WASHINGTON – Claiming that proposed changes to the Medicare area wage index will hurt all New York hospitals, Senate Minority Leader Chuck Schumer and the entire New York Congressional delegation today expressed their serious concerns, charging that numerous New York hospitals stand to lose funding, but not a single one of New York’s rural hospitals stands to gain funding.
Schumer and others today expressed concerns over recent Centers for Medicare and Medicaid Services (CMS) proposed changes to the Medicare area wage index (AWI), arguing that it would disproportionately harm hospitals across New York State.
The Medicare Wage Index aims to ensure that Medicare payments adjust for markets with the highest costs of living, in which hospitals must pay employees more than they would in lower-wage areas. CMS proposed a change that would significantly reduce wage index payments for hospitals in the top quarter of the most expensive hospital markets in the country, while sending the money to hospitals in the lowest quarter. While numerous New York hospitals – including those in urban, suburban and Upstate areas – stand to lose funding, not a single one of New York’s rural hospitals stands to gain funding, Schumer charged.
“New York hospitals never cease to provide innovative, world-class treatment to our communities, but they are often forced to do so on a razor-thin budget margin. New York can be an expensive place to live and do business, and so we need to ensure that hospitals have the funding they need to attract world-class doctors and health care providers,” said Schumer. “That’s why I, along with the entirety of New York’s Congressional delegation, am urging CMS to reverse course on this deeply misguided rule. The struggles faced by New York’s hospitals are no different from the struggles faced by the countless others across the nation, they must not be allowed to suffer as a result of their zip code.”
While CMS argues the proposed changes to the Medicare AWI would seek to help rural hospitals, the representatives pointed out that not a single one of New York’s rural hospitals, who face the exact same challenges as other rural hospitals across the country, would see a benefit from the policy. In fact, it is estimated that the proposed policy would reduce Medicare inpatient and outpatient funding to New York’s hospitals, both rural and urban, which would stand to lose roughly $53 million each year because of the changes. When factoring in Medicare payments for patients with private Medicare Advantage coverage, the potential losses jump to an estimated $83 million annually.

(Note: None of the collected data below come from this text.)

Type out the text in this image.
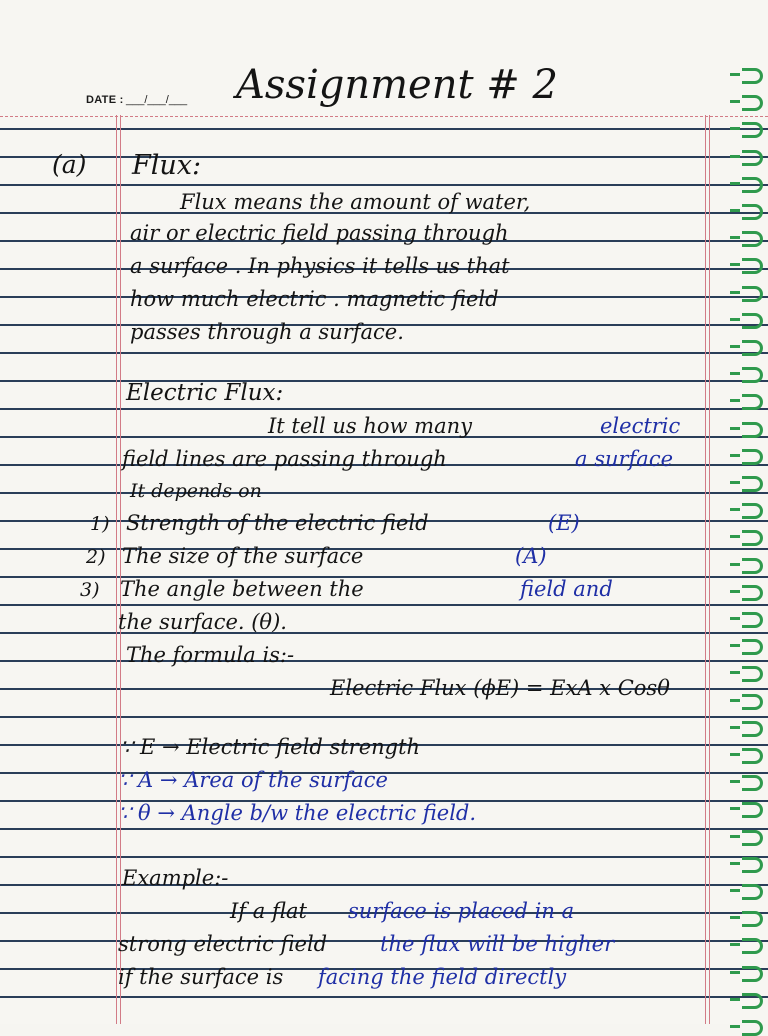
DATE : ___/___/___ Assignment # 2
(a) Flux:
Flux means the amount of water,
air or electric field passing through
a surface . In physics it tells us that
how much electric . magnetic field
passes through a surface.
Electric Flux:
It tell us how many	electric
field lines are passing through	a surface
It depends on
1) Strength of the electric field	(E)
2) The size of the surface	(A)
3) The angle between the	field and
the surface. (θ).
The formula is:-
Electric Flux (ϕE) = ExA x Cosθ
∵ E → Electric field strength
∵ A → Area of the surface
∵ θ → Angle b/w the electric field.
Example:-
If a flat surface is placed in a
strong electric field	the flux will be higher
if the surface is facing the field directly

“We are writing to you regarding the Centers for Medicare and Medicaid Services (CMS) proposed changes to the Medicare area wage index (AWI). Specifically, we urge CMS not to finalize its proposal to artificially increase the AWI for hospitals that fall in the lowest 25th percentile of wage areas at the expense of hospitals that are above the top 75th percentile of wages across the nation. This misguided policy is disproportionately harmful to the State of New York,” a letterto the CMS states.
“If finalized, this proposal would threaten the financial viability of hospitals in New York, while doing nothing to address fundamental problems with the current AWI system. We therefore ask that CMS not finalize these changes, and instead use its existing authority to find a practicable solution to issues in the current AWI system, rather than a proposal that harms hospitals in our communities and the patients they serve.” the letter said.